There are some really cool tidbits shared within the trailer and interview (both of which you can watch here) but also in the PlayStation blogpost, Sony released at about the same time. They’re all relatively short and probably worth your time to check out. However, here’s a quick summary of what we learned:
- The game takes place directly after the events of Warped (from the original trilogy). The end of the trailer actually pokes a little fun at the fact that this is supposedly only the fourth time the team is taking on Cortex (with one of the new Mask characters saying “Funny, it seemed like more”). However, Toys For Bob’s Paul Yan did confirm that of course several Crash games had been released after the original Naughty Dog trilogy, however the team had made the conscious decision to make this game follow those directly not only because they were more successfully (critically and from much of the fanbase) but also thanks to the success of the recent remakes.
- Multiple playable characters. Players will be able to choose from Crash and Coco at any time, but levels with other characters were teased including with Cortex himself with Yan explaining that his more tactical and ‘cerebral’ move set will change things up quite a bit.
- New powers and moves. Four masks including the revealed Time (Kupuna-Wa) and Gravity (Ika Ika) characters will give the team the ability to slow down time and flip gravity and we even see crash surfing down tree trunks (Tarzan-style) means we’ve got new moves to look forward to.
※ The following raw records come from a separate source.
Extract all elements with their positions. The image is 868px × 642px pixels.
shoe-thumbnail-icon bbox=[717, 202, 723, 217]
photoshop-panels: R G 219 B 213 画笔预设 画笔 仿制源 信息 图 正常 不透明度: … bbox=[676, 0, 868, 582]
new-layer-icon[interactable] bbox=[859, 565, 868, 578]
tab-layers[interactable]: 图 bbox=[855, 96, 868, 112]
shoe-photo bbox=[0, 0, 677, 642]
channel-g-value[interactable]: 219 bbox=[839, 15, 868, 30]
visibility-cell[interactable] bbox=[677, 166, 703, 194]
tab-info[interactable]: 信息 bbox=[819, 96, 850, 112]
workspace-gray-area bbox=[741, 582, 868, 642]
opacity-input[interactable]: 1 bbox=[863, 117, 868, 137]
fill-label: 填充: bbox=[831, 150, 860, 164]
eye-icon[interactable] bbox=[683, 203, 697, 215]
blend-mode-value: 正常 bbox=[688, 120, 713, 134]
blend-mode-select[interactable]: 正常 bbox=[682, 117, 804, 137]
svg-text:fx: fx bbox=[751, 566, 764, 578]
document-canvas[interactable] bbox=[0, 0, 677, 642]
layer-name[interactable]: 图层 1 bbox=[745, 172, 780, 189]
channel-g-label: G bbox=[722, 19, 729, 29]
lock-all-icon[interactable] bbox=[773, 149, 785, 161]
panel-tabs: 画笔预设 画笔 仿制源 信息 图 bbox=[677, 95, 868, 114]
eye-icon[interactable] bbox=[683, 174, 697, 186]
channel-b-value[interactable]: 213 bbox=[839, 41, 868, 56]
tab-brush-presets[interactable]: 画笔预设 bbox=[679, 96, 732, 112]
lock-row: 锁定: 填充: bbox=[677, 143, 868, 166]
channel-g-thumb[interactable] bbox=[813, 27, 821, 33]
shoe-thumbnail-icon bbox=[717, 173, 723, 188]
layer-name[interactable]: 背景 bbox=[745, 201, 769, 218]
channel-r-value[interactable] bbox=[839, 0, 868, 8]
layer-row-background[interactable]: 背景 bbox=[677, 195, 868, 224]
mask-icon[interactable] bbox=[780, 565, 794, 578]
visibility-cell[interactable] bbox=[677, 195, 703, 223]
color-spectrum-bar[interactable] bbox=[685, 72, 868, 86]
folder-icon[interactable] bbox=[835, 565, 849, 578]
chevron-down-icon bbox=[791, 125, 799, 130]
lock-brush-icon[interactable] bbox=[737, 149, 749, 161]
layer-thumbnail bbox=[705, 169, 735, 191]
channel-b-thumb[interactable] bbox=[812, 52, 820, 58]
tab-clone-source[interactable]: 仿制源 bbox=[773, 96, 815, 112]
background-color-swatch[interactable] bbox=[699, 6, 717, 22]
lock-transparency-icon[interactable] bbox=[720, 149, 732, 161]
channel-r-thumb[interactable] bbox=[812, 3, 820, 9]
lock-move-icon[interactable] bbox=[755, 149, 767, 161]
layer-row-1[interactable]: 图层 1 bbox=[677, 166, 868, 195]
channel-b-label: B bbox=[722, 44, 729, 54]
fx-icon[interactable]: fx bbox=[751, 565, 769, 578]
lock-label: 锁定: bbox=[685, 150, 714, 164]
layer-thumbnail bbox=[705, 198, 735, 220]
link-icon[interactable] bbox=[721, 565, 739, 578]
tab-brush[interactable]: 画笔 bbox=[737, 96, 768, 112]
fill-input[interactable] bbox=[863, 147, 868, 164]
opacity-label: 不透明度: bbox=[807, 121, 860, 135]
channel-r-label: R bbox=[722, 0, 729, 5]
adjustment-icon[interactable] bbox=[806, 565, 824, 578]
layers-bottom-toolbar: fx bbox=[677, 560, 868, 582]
- Same style in brand new worlds. Rather than venturing in an open-world direction a la Super Mario Odyssey, the game looks pretty linear – choosing to focus on the traditional intense Crash platforming in prettier, visually updated worlds and characters.
- Modern and Retro modes. In a tidbit spotted in the PlayStation blog, these are described as: “one mode tailored to those seeking that old school platforming vibe, while the other is a little more forgiving, but no less difficult to master.”
I can’t wait to find out more… the game launches later this year on the 2nd of October on PS4 and Xbox.